Зато с незапамятного времени у меня стало развиваться чувство страстной привязанности к родному городу Киеву и к Днепру, а впоследствии – и к украинской деревне, с ее желтыми полями, соломенными крышами и вишневыми деревцами. Уже в гимназические годы я предпочитал жизнь в деревне всяким соблазнительным поездкам за границу и «на дачу». Некоторое время я брал уроки древнееврейского языка у известного еврейского публициста Вайсберга. Но от этого учения сохранилось в памяти, к сожалению, лишь знание азбуки и понимание смысла весьма немногих слов. Предметы гимназического преподавания, ассимилирующее влияние окружающей в гимназии обстановки, соблазн прогулок по диким откосам Царского сада и прекрасным окрестностям Киева, катанье на лодке – все это заполняло меня настолько, что я весьма рассеянно слушал уроки почтенного Вайсберга, навещавшего меня дважды или трижды в неделю. Засим наступила пора увлечения атеистическими началами, космополитическими принципами – и я вскоре после наступления 13-летнего религиозного совершеннолетия прекратил мои недолговременные занятия древнееврейским языком.

И все же образ покойника Вайсберга стоит предо мною и сегодня как живой. А рядом с ним выплывает образ покойного П. П. Чубинского, известного украинского деятеля, близкого друга нашей семьи в мои гимназические годы, побывавшего в ссылке за «хохломанство».

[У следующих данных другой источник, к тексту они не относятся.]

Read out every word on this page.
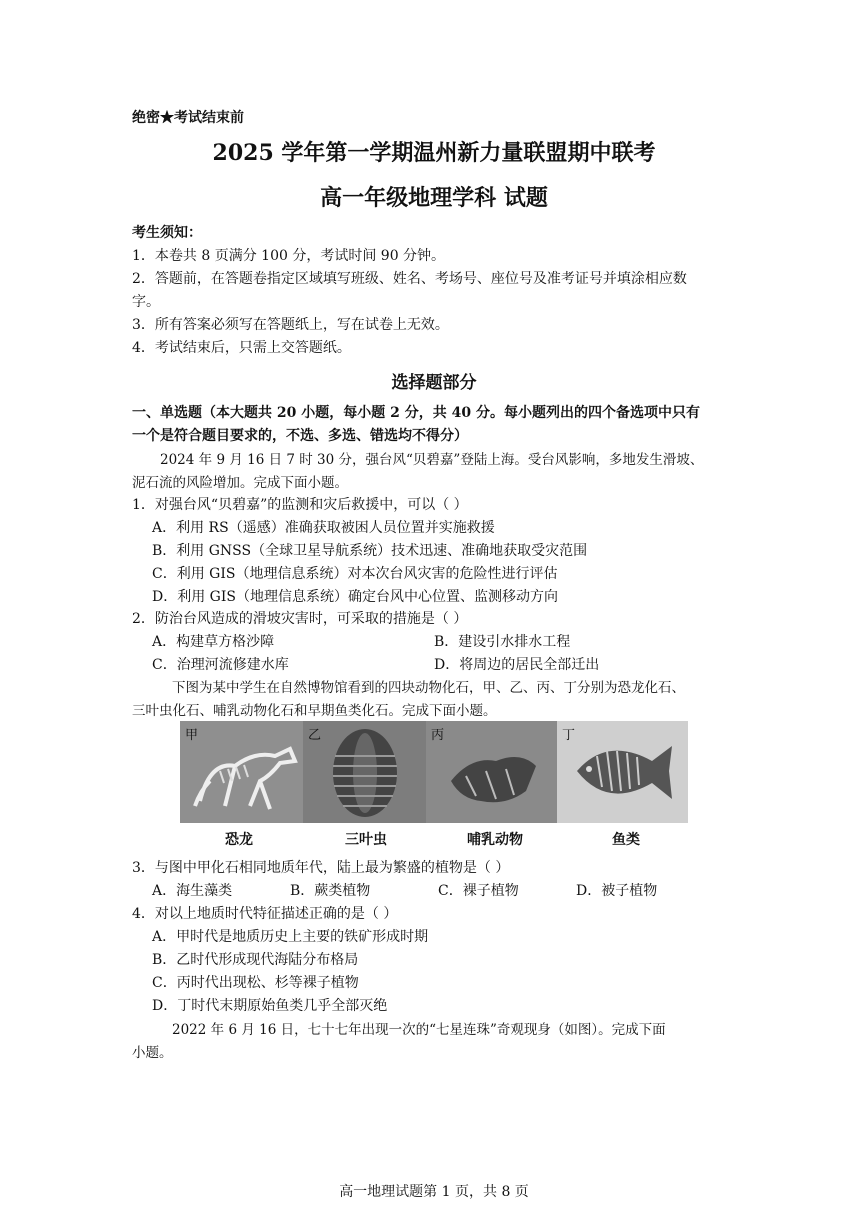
绝密★考试结束前
2025 学年第一学期温州新力量联盟期中联考
高一年级地理学科 试题
考生须知：
1．本卷共 8 页满分 100 分，考试时间 90 分钟。
2．答题前，在答题卷指定区域填写班级、姓名、考场号、座位号及准考证号并填涂相应数
字。
3．所有答案必须写在答题纸上，写在试卷上无效。
4．考试结束后，只需上交答题纸。
选择题部分
一、单选题（本大题共 20 小题，每小题 2 分，共 40 分。每小题列出的四个备选项中只有
一个是符合题目要求的，不选、多选、错选均不得分）
2024 年 9 月 16 日 7 时 30 分，强台风“贝碧嘉”登陆上海。受台风影响，多地发生滑坡、
泥石流的风险增加。完成下面小题。
1．对强台风“贝碧嘉”的监测和灾后救援中，可以（ ）
A．利用 RS（遥感）准确获取被困人员位置并实施救援
B．利用 GNSS（全球卫星导航系统）技术迅速、准确地获取受灾范围
C．利用 GIS（地理信息系统）对本次台风灾害的危险性进行评估
D．利用 GIS（地理信息系统）确定台风中心位置、监测移动方向
2．防治台风造成的滑坡灾害时，可采取的措施是（ ）
A．构建草方格沙障	B．建设引水排水工程
C．治理河流修建水库	D．将周边的居民全部迁出
下图为某中学生在自然博物馆看到的四块动物化石，甲、乙、丙、丁分别为恐龙化石、
三叶虫化石、哺乳动物化石和早期鱼类化石。完成下面小题。
甲	乙	丙	丁
恐龙	三叶虫	哺乳动物	鱼类
3．与图中甲化石相同地质年代，陆上最为繁盛的植物是（ ）
A．海生藻类	B．蕨类植物	C．裸子植物	D．被子植物
4．对以上地质时代特征描述正确的是（ ）
A．甲时代是地质历史上主要的铁矿形成时期
B．乙时代形成现代海陆分布格局
C．丙时代出现松、杉等裸子植物
D．丁时代末期原始鱼类几乎全部灭绝
2022 年 6 月 16 日，七十七年出现一次的“七星连珠”奇观现身（如图）。完成下面
小题。
高一地理试题第 1 页，共 8 页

Так переплетались в моем сознании, а равно и в подсознательной сфере, все эти восприятия от трех различных миров. Еврейская среда, синагога, русский язык и русская школа, украинская деревня, украинская песня… И долго, мучительно долго метался я в исканиях синтеза всех этих восприятий и ощущений…

По окончании Киевского университета я прожил около двух лет за границей, где слушал лекции по философии и уголовному праву. По возвращении в Киев я посвятил себя практической адвокатской работе, главным образом по уголовным делам.

Поворотным моментом в моей адвокатской деятельности является мое участие, в качестве молодого стажера, в деле о гомельском погроме, разбиравшемся осенью 1904 года. С этого времени я принимал посильное участие в делах об еврейских погромах и в аграрных и политических процессах.

В чисто уголовных делах особенно характерными для украинского крестьянства являлись жестокие самосуды над конокрадами, а также тяжкие телесные повреждения, нередко кончавшиеся смертию, как месть за захват земли. Орудием этих диких расправ бывали чаще всего кол или оглобля, а иногда и вилы.

Зато среди физических виновников еврейских погромов, запятнавших себя позорнейшими убийствами и истязаниями, мучениями и изнасилованиями, в Кишиневе, Гомеле, Смеле, а также в бесчисленных городах и местечках юга России, по которым прошел погромный ураган октября 1905 года, были исключительно отбросы и преступные элементы городской накипи. Крестьяне же из соседних сел и деревень являлись лишь для того, чтобы поживиться разграбленным товаром. Во время киевского погрома разгромили дотла и мою квартиру, хотя она и находилась в стороне от районов, подвергшихся систематическому разгрому. Как было установлено впоследствии, я попал в специальный «проскрипционный» список лиц, подлежащих убиению и разграблению. Это была месть местных черносотенцев за мою деятельность в союзе полноправия евреев и в союзе союзов. Я наблюдал из безопасного пункта, как громилы, во главе с городовым, ворвались в мою квартиру. Ввиду отсутствия моего и моей семьи, своевременно скрывшейся у знакомых, дело ограничилось уничтожением и расхищением имущества. Сравнительно благополучно закончилось также преследование меня за участие в союзе адвокатов. Я был привлечен по 126-й статье Уголовного уложения, но засим дело было прекращено.

Гомель, Смела, Кролевец, Киев, Нежин и т. д… Сколько времени и труда, сколько душевных сил было затрачено на защиту еврейской чести в этих процессах… И сколь явственно вырисовалась на этих процессах преступная рука Плеве, его сподвижников и последователей, непосредственных устроителей погромов…

Зато крепка была вера в то, что с ниспровержением царского абсолютизма погромы станут невозможными… Никто из нас, специально занимавшихся исследованием погромов того времени, и не подозревал, как глубоко проник в народный организм яд насаждаемого правительством антисемитизма и погромной агитации.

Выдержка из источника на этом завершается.